In Latin, rosemary means "dew of the sea"—appropriate since it is indigenous to the Mediterranean. Rosemary is one of the most aromatic and pungent of all the herbs. Its needle like leaves have pronounced lemon-pine flavor that pairs well with roasted lamb, garlic, and olive oil.
Thyme comes in dozens of varieties; however, most cooks use French thyme. Undoubtedly thyme is one of the most important herbs of the European kitchen. This congenial herb pairs well with many other herbs—especially rosemary, parsley, sage, savory, and oregano. Its earthiness is welcome with pork, lamb, duck, or goose, and it's much beloved in Cajun and Creole cooking.

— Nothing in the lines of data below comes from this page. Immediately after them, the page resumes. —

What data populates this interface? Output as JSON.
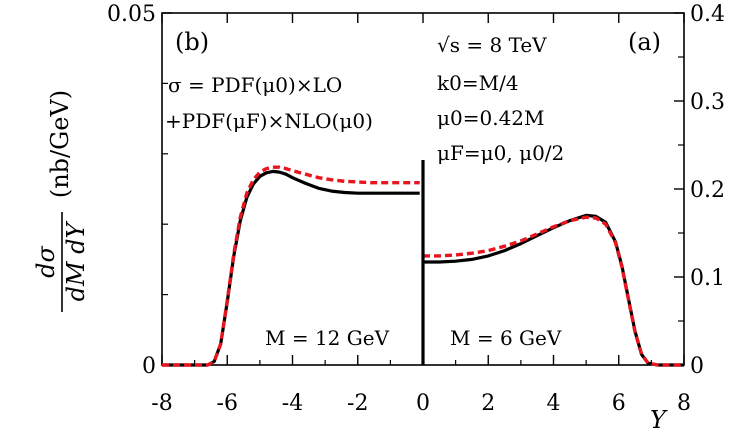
{
  "chart_data": {
    "type": "line",
    "panels": [
      {
        "panel_label": "(b)",
        "M_label": "M = 12 GeV",
        "formula_lines": [
          "σ = PDF(μ0)×LO",
          "+PDF(μF)×NLO(μ0)"
        ],
        "xlim": [
          -8,
          0
        ],
        "ylim": [
          0,
          0.05
        ],
        "series": [
          {
            "style": "solid",
            "color": "#000000",
            "x": [
              -8,
              -6.6,
              -6.4,
              -6.2,
              -6.0,
              -5.8,
              -5.6,
              -5.4,
              -5.2,
              -5.0,
              -4.8,
              -4.6,
              -4.4,
              -4.2,
              -4.0,
              -3.6,
              -3.2,
              -2.8,
              -2.4,
              -2.0,
              -1.6,
              -1.2,
              -0.8,
              -0.4,
              -0.1
            ],
            "y": [
              0,
              0,
              0.0005,
              0.003,
              0.009,
              0.0155,
              0.0205,
              0.0238,
              0.0257,
              0.0268,
              0.0273,
              0.0275,
              0.0274,
              0.0271,
              0.0266,
              0.0258,
              0.0251,
              0.0247,
              0.0245,
              0.0244,
              0.0244,
              0.0244,
              0.0244,
              0.0244,
              0.0244
            ]
          },
          {
            "style": "dashed",
            "color": "#e8141e",
            "x": [
              -8,
              -6.6,
              -6.4,
              -6.2,
              -6.0,
              -5.8,
              -5.6,
              -5.4,
              -5.2,
              -5.0,
              -4.8,
              -4.6,
              -4.4,
              -4.2,
              -4.0,
              -3.6,
              -3.2,
              -2.8,
              -2.4,
              -2.0,
              -1.6,
              -1.2,
              -0.8,
              -0.4,
              -0.1
            ],
            "y": [
              0,
              0,
              0.0005,
              0.003,
              0.0092,
              0.0158,
              0.021,
              0.0244,
              0.0263,
              0.0274,
              0.0279,
              0.0281,
              0.0281,
              0.0279,
              0.0276,
              0.0271,
              0.0266,
              0.0263,
              0.0261,
              0.026,
              0.0259,
              0.0259,
              0.0259,
              0.0259,
              0.0259
            ]
          }
        ]
      },
      {
        "panel_label": "(a)",
        "M_label": "M = 6 GeV",
        "params": [
          "√s = 8 TeV",
          "k0=M/4",
          "μ0=0.42M",
          "μF=μ0, μ0/2"
        ],
        "xlim": [
          0,
          8
        ],
        "ylim": [
          0,
          0.4
        ],
        "series": [
          {
            "style": "solid",
            "color": "#000000",
            "x": [
              0.0,
              0.5,
              1.0,
              1.5,
              2.0,
              2.5,
              3.0,
              3.5,
              4.0,
              4.5,
              5.0,
              5.3,
              5.6,
              5.9,
              6.1,
              6.3,
              6.5,
              6.7,
              6.9,
              7.2,
              8.0
            ],
            "y": [
              0.117,
              0.117,
              0.118,
              0.12,
              0.124,
              0.13,
              0.138,
              0.147,
              0.156,
              0.164,
              0.17,
              0.169,
              0.162,
              0.14,
              0.112,
              0.075,
              0.038,
              0.012,
              0.002,
              0,
              0
            ]
          },
          {
            "style": "dashed",
            "color": "#e8141e",
            "x": [
              0.0,
              0.5,
              1.0,
              1.5,
              2.0,
              2.5,
              3.0,
              3.5,
              4.0,
              4.5,
              5.0,
              5.3,
              5.6,
              5.9,
              6.1,
              6.3,
              6.5,
              6.7,
              6.9,
              7.2,
              8.0
            ],
            "y": [
              0.124,
              0.124,
              0.125,
              0.127,
              0.13,
              0.135,
              0.141,
              0.149,
              0.157,
              0.164,
              0.168,
              0.167,
              0.16,
              0.139,
              0.111,
              0.074,
              0.037,
              0.012,
              0.002,
              0,
              0
            ]
          }
        ]
      }
    ],
    "xlabel": "Y",
    "ylabel": "dσ/(dM dY) (nb/GeV)",
    "x_ticks": [
      "-8",
      "-6",
      "-4",
      "-2",
      "0",
      "2",
      "4",
      "6",
      "8"
    ],
    "left_y_ticks": [
      "0",
      "0.05"
    ],
    "right_y_ticks": [
      "0",
      "0.1",
      "0.2",
      "0.3",
      "0.4"
    ]
  }
}
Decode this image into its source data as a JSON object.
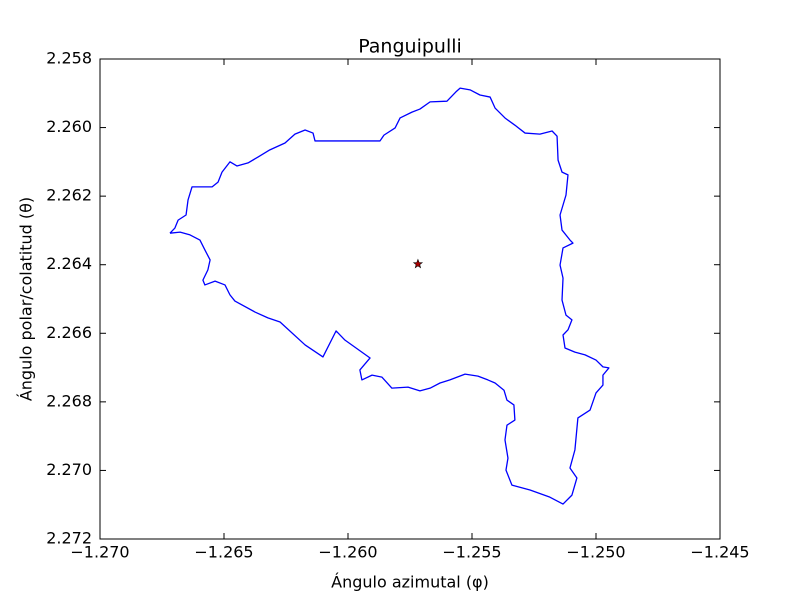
{
  "chart_data": {
    "type": "line",
    "title": "Panguipulli",
    "xlabel": "Ángulo azimutal (φ)",
    "ylabel": "Ángulo polar/colatitud (θ)",
    "xlim": [
      -1.27,
      -1.245
    ],
    "ylim": [
      2.272,
      2.258
    ],
    "xticks": [
      {
        "value": -1.27,
        "label": "−1.270"
      },
      {
        "value": -1.265,
        "label": "−1.265"
      },
      {
        "value": -1.26,
        "label": "−1.260"
      },
      {
        "value": -1.255,
        "label": "−1.255"
      },
      {
        "value": -1.25,
        "label": "−1.250"
      },
      {
        "value": -1.245,
        "label": "−1.245"
      }
    ],
    "yticks": [
      2.258,
      {
        "value": 2.26,
        "label": "2.260"
      },
      2.262,
      2.264,
      2.266,
      2.268,
      {
        "value": 2.27,
        "label": "2.270"
      },
      2.272
    ],
    "grid": false,
    "series": [
      {
        "type": "line",
        "color": "#0000ff",
        "x": [
          -1.26718,
          -1.26698,
          -1.26685,
          -1.26653,
          -1.26645,
          -1.26629,
          -1.26597,
          -1.26548,
          -1.26524,
          -1.26508,
          -1.26476,
          -1.26448,
          -1.26403,
          -1.26363,
          -1.26315,
          -1.26254,
          -1.26214,
          -1.26173,
          -1.26141,
          -1.26133,
          -1.25871,
          -1.25855,
          -1.2581,
          -1.2579,
          -1.25742,
          -1.2571,
          -1.25669,
          -1.25601,
          -1.25565,
          -1.25548,
          -1.25508,
          -1.25468,
          -1.25427,
          -1.25407,
          -1.25367,
          -1.25327,
          -1.25286,
          -1.25226,
          -1.25177,
          -1.25157,
          -1.25153,
          -1.25137,
          -1.25113,
          -1.25121,
          -1.25145,
          -1.25137,
          -1.25105,
          -1.25093,
          -1.25133,
          -1.25145,
          -1.25133,
          -1.25137,
          -1.25121,
          -1.25097,
          -1.25113,
          -1.25133,
          -1.25125,
          -1.25085,
          -1.25044,
          -1.25,
          -1.24972,
          -1.24948,
          -1.24972,
          -1.24972,
          -1.25,
          -1.25024,
          -1.25073,
          -1.25085,
          -1.25105,
          -1.25077,
          -1.25097,
          -1.25133,
          -1.25186,
          -1.25266,
          -1.25339,
          -1.25363,
          -1.25355,
          -1.25367,
          -1.25359,
          -1.25327,
          -1.25331,
          -1.25359,
          -1.25371,
          -1.25407,
          -1.25436,
          -1.25476,
          -1.25528,
          -1.25589,
          -1.25629,
          -1.25669,
          -1.2571,
          -1.25758,
          -1.25823,
          -1.25863,
          -1.25903,
          -1.25944,
          -1.25952,
          -1.25911,
          -1.26012,
          -1.26048,
          -1.26101,
          -1.26173,
          -1.26274,
          -1.26323,
          -1.26375,
          -1.26456,
          -1.26476,
          -1.26496,
          -1.26536,
          -1.26577,
          -1.26585,
          -1.26565,
          -1.26556,
          -1.26577,
          -1.26597,
          -1.26637,
          -1.26677,
          -1.26718
        ],
        "values": [
          2.26308,
          2.26293,
          2.2627,
          2.26255,
          2.26211,
          2.26173,
          2.26173,
          2.26173,
          2.26159,
          2.2613,
          2.261,
          2.26112,
          2.26103,
          2.26086,
          2.26065,
          2.26045,
          2.26019,
          2.26007,
          2.26016,
          2.26039,
          2.26039,
          2.26022,
          2.26001,
          2.25972,
          2.25955,
          2.25946,
          2.25925,
          2.25923,
          2.25896,
          2.25885,
          2.2589,
          2.25905,
          2.25911,
          2.25943,
          2.25972,
          2.25993,
          2.26016,
          2.26019,
          2.2601,
          2.26025,
          2.26095,
          2.2613,
          2.26138,
          2.26197,
          2.26255,
          2.26299,
          2.26328,
          2.26337,
          2.26351,
          2.26401,
          2.26439,
          2.26503,
          2.26547,
          2.26561,
          2.2659,
          2.26605,
          2.26643,
          2.26655,
          2.26663,
          2.26678,
          2.26698,
          2.26701,
          2.26722,
          2.26751,
          2.26774,
          2.26824,
          2.26847,
          2.2694,
          2.26993,
          2.27022,
          2.27072,
          2.27098,
          2.27078,
          2.27057,
          2.27043,
          2.26999,
          2.26964,
          2.26911,
          2.26868,
          2.26853,
          2.26809,
          2.26795,
          2.26766,
          2.26745,
          2.26736,
          2.26725,
          2.26719,
          2.26736,
          2.26745,
          2.2676,
          2.26768,
          2.26757,
          2.2676,
          2.26728,
          2.26722,
          2.26736,
          2.26707,
          2.26672,
          2.2662,
          2.26593,
          2.26669,
          2.26634,
          2.26567,
          2.26555,
          2.26538,
          2.26506,
          2.26488,
          2.26459,
          2.26448,
          2.26459,
          2.26445,
          2.26415,
          2.26386,
          2.26357,
          2.26328,
          2.26313,
          2.26305,
          2.26308
        ]
      },
      {
        "type": "scatter",
        "marker": "star",
        "color": "#aa0000",
        "x": [
          -1.25718
        ],
        "values": [
          2.26398
        ]
      }
    ]
  }
}
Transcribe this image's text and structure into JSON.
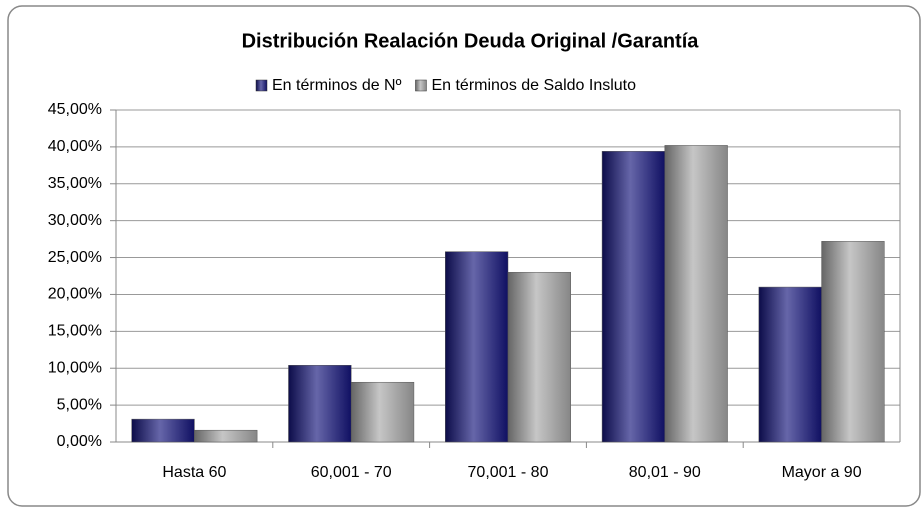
{
  "chart_data": {
    "type": "bar",
    "title": "Distribución Realación Deuda Original /Garantía",
    "categories": [
      "Hasta 60",
      "60,001 - 70",
      "70,001 - 80",
      "80,01 - 90",
      "Mayor a 90"
    ],
    "series": [
      {
        "name": "En términos de Nº",
        "color": "#14147a",
        "values": [
          3.1,
          10.4,
          25.8,
          39.4,
          21.0
        ]
      },
      {
        "name": "En términos de Saldo Insluto",
        "color": "#a8a8a8",
        "values": [
          1.6,
          8.1,
          23.0,
          40.2,
          27.2
        ]
      }
    ],
    "ylim": [
      0,
      45
    ],
    "yticks": [
      {
        "value": 0,
        "label": "0,00%"
      },
      {
        "value": 5,
        "label": "5,00%"
      },
      {
        "value": 10,
        "label": "10,00%"
      },
      {
        "value": 15,
        "label": "15,00%"
      },
      {
        "value": 20,
        "label": "20,00%"
      },
      {
        "value": 25,
        "label": "25,00%"
      },
      {
        "value": 30,
        "label": "30,00%"
      },
      {
        "value": 35,
        "label": "35,00%"
      },
      {
        "value": 40,
        "label": "40,00%"
      },
      {
        "value": 45,
        "label": "45,00%"
      }
    ],
    "grid": true,
    "legend": "top"
  }
}
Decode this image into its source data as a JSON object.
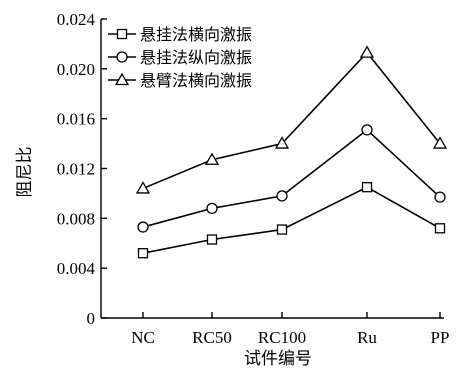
{
  "chart_data": {
    "type": "line",
    "xlabel": "试件编号",
    "ylabel": "阻尼比",
    "categories": [
      "NC",
      "RC50",
      "RC100",
      "Ru",
      "PP"
    ],
    "ylim": [
      0,
      0.024
    ],
    "yticks": [
      "0",
      "0.004",
      "0.008",
      "0.012",
      "0.016",
      "0.020",
      "0.024"
    ],
    "grid": false,
    "legend_position": "top-left",
    "series": [
      {
        "name": "悬挂法横向激振",
        "marker": "square",
        "values": [
          0.0052,
          0.0063,
          0.0071,
          0.0105,
          0.0072
        ]
      },
      {
        "name": "悬挂法纵向激振",
        "marker": "circle",
        "values": [
          0.0073,
          0.0088,
          0.0098,
          0.0151,
          0.0097
        ]
      },
      {
        "name": "悬臂法横向激振",
        "marker": "triangle",
        "values": [
          0.0104,
          0.0127,
          0.014,
          0.0213,
          0.014
        ]
      }
    ]
  }
}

No refrigerator should be without parsley. It's the workhorse of the herb world and can go in just about every dish you cook. Parsley's mild, grassy flavor allows the flavors of other ingredients to come through. Curly parsley is less assertive than its brother, flat-leaf parsley. Flat-leaf parsley is preferred for cooking, as it stands up better to heat and has more flavor, while the more decorative curly parsley is used mostly for garnishing. Sprinkle a little persillade, a mixture of chopped parsley and garlic, on roasted lamb, grilled steaks, fish, chicken, and vegetables as they do in France.